Or. Admin. R. 150-314-0367 - Taxable in Another State; When a Taxpayer is "Subject To" Tax Under ORS 314.620(1)
(1) A taxpayer is "subject to" one of the taxes specified in ORS 314.620(1) only if it carries on business activity in such state and such state imposes such a tax thereon. Any taxpayer which asserts that it is subject to one of the taxes specified in ORS 314.620(1) in another state shall furnish to the Department upon its request evidence to support such assertion. The Department may request that such evidence include proof that the taxpayer has filed the requisite tax return in such other state and has paid any taxes imposed under the law of such other state; the taxpayer's failure to produce such proof may be taken into account in determining whether the taxpayer in fact is subject to one of the taxes specified in ORS 314.620(1) in such other state. If the taxpayer voluntarily files and pays one or more of such taxes when not required to do so by the laws of that state or pays a minimal fee for qualification, organization or for the privilege of doing business in that state, but (a) does not actually engage in business activity in that state, or (b) does actually engage in some business activity, not sufficient for nexus, and the minimum tax bears no relation to the taxpayer's business activity within such state, the taxpayer is not "subject to" one of the taxes specified within the meaning of ORS 314.620(1).

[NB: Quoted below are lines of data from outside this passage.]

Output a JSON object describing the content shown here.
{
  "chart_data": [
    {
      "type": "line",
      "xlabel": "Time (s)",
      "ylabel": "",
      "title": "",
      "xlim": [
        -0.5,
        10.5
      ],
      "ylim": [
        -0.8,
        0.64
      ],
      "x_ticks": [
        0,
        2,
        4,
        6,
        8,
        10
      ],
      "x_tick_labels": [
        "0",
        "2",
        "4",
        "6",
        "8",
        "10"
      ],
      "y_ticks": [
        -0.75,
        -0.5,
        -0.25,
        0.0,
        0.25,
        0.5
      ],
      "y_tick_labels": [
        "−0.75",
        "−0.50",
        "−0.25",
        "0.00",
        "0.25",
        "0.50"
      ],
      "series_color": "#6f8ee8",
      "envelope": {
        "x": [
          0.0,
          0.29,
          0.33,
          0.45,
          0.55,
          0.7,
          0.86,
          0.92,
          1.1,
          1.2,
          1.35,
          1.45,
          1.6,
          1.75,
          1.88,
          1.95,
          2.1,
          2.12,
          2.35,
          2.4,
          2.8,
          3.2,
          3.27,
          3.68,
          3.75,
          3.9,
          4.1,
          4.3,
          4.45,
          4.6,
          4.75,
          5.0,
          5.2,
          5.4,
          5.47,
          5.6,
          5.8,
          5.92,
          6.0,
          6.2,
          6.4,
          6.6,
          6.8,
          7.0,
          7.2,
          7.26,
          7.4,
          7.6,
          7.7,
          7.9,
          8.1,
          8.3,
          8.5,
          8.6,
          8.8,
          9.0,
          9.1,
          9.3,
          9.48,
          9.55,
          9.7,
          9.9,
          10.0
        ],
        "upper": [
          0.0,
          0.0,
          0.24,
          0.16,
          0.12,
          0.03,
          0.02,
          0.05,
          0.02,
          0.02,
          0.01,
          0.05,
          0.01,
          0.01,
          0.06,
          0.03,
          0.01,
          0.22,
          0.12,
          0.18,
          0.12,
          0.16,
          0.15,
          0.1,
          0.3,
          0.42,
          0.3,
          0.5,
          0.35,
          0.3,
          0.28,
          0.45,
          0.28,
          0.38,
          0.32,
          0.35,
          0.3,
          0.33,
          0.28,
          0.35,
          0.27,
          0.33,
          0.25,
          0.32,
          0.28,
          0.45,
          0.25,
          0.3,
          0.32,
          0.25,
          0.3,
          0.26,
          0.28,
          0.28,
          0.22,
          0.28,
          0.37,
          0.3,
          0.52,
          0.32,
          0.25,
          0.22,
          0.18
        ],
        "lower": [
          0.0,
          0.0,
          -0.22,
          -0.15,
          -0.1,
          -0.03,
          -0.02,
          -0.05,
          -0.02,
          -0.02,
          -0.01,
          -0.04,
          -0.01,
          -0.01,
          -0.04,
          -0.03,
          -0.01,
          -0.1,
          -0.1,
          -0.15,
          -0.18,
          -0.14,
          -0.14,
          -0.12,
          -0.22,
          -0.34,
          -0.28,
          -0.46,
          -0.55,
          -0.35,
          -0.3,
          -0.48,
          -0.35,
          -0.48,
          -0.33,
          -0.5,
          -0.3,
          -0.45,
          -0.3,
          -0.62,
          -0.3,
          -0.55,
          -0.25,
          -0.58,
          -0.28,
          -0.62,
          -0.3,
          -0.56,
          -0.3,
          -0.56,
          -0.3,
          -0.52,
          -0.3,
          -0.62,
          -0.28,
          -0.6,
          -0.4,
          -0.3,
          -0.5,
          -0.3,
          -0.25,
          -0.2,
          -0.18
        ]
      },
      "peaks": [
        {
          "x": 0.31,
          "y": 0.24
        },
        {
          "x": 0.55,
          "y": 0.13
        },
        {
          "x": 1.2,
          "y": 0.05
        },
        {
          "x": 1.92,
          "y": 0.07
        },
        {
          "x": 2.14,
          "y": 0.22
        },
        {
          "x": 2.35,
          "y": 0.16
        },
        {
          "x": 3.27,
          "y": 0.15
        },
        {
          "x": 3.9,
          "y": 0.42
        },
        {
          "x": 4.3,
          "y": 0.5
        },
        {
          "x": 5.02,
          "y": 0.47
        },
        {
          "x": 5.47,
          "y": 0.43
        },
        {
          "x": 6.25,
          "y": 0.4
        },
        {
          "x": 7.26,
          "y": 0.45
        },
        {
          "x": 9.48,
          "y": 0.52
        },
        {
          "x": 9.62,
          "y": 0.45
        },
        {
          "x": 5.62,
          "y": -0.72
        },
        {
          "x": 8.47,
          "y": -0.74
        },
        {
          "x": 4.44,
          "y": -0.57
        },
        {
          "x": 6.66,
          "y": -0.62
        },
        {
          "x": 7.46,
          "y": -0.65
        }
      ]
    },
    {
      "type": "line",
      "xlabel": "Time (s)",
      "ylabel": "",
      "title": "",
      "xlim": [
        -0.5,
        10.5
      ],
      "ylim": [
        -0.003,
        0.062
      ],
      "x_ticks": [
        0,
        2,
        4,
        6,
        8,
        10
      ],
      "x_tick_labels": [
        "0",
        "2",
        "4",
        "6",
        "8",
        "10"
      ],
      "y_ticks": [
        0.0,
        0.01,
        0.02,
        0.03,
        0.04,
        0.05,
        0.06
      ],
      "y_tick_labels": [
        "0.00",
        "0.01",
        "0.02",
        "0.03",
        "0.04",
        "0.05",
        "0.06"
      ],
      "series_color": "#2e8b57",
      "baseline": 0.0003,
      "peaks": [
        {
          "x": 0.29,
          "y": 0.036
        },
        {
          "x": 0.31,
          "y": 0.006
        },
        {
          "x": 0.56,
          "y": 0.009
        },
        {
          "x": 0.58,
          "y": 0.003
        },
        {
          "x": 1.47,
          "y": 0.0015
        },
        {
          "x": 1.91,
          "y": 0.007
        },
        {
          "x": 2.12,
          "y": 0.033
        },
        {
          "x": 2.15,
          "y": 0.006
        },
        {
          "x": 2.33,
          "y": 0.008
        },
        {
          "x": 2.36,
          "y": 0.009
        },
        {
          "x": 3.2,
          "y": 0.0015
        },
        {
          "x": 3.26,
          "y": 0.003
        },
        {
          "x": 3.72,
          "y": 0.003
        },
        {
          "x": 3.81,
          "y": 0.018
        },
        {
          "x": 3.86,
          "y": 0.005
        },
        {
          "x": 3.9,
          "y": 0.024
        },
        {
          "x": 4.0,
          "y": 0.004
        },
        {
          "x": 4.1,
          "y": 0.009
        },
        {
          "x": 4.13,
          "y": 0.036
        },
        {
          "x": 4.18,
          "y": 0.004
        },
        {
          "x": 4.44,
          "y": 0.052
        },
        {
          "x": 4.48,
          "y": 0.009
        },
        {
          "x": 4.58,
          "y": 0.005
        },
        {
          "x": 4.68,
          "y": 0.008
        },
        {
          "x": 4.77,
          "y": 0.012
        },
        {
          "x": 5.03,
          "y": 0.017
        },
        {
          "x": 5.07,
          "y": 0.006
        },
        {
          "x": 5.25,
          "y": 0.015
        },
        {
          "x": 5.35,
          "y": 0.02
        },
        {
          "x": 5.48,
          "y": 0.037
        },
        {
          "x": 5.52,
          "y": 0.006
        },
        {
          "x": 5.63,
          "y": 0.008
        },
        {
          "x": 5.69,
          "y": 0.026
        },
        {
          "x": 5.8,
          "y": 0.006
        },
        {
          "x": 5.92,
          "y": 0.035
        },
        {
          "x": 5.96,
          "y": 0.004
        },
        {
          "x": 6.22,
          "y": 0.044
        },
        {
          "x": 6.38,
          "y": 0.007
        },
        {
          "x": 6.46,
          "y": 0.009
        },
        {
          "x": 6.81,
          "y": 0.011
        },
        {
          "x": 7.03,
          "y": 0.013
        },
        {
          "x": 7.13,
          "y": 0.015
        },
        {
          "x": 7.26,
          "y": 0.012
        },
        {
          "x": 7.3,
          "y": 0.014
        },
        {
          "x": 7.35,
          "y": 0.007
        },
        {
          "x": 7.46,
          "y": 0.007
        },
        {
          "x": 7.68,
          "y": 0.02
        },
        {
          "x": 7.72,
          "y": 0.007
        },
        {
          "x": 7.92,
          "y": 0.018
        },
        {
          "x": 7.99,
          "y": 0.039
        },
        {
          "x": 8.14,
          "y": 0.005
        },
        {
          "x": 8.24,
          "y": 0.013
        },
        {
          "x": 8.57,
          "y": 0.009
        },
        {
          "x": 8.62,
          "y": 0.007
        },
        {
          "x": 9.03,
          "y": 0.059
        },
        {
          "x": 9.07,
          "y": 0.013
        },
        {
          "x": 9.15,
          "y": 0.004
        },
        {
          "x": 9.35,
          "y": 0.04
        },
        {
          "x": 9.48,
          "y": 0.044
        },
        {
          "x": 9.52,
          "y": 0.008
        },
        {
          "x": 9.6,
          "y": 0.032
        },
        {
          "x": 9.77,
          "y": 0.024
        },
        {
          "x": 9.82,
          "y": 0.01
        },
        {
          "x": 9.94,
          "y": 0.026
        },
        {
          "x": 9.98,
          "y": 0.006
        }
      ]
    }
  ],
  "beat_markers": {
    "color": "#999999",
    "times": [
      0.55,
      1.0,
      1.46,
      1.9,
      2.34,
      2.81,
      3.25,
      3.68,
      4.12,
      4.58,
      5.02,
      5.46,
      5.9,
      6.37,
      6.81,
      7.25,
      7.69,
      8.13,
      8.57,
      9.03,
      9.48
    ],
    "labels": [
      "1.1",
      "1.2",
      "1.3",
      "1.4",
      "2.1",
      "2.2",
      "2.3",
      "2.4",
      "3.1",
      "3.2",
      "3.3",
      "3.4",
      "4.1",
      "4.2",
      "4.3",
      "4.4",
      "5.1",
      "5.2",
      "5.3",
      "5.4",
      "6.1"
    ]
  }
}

Example: State A has a corporation franchise tax measured by net income, for the privilege of doing business in that state. Corporation X files a return and pays the $50 minimum tax, although it carries on no activity in State A. Corporation X is not "taxable" in State A.
(2) The concept of taxability in another state is based upon the promise that every state in which the taxpayer is engaged in business activity may impose an income tax even though every state does not do so. In states which do not, other types of taxes may be imposed as a substitute for an income tax. Therefore, only those taxes enumerated in ORS 314.620(1) which may be considered as basically revenue raising rather than regulatory measures shall be considered in determining whether the taxpayer is "subject to" one of the taxes specified in ORS 314.620(1) in another state.
Example (i): State A requires all nonresident corporations which qualify or register in State A to pay to the Secretary of State an annual license fee or tax for the privilege of doing business in the state regardless of whether the privilege is in fact exercised. The amount paid is determined according to the total authorized capital stock of the corporation; the rates are progressively higher by bracketed amounts. The statute sets a minimum fee of $50 and a maximum fee of $500. Failure to pay the tax bars a corporation from utilizing the state courts for enforcement of its rights. State A also imposes a corporation income tax. Nonresident Corporation X is qualified in State A and pays the required fee to the Secretary of State but does not carry on any business activity in State A (although it may utilize the courts of State A). Corporation X is not "taxable" in State A.
Example (ii): Same facts as Example (i) except that Corporation X is subject to and pays the corporation income tax. Payment is prima facie evidence that Corporation X is "subject to" the net income tax of State A and is "taxable" in State A.
Example (iii): State B requires all nonresident corporations qualified or registered in State B to pay to the Secretary of State an annual permit fee or tax for doing business in the state. The base of the fee or tax is the sum of (1) outstanding capital stock, and (2) surplus and undivided profits. The fee or tax base attributable to State B is determined by a three factor apportionment formula. Nonresident Corporation X which operates a plant in State B, pays the required fee or tax to the Secretary of State. Corporation X is "taxable" in State B.
Example (iv): State A has a corporation franchise tax measured by net income for the privilege of doing business in that state. Corporation X files a return based upon its business activity in the state but the amount of computed liability is less than the minimum tax. Corporation X pays the minimum tax. Corporation X is subject to State A's corporation franchise tax.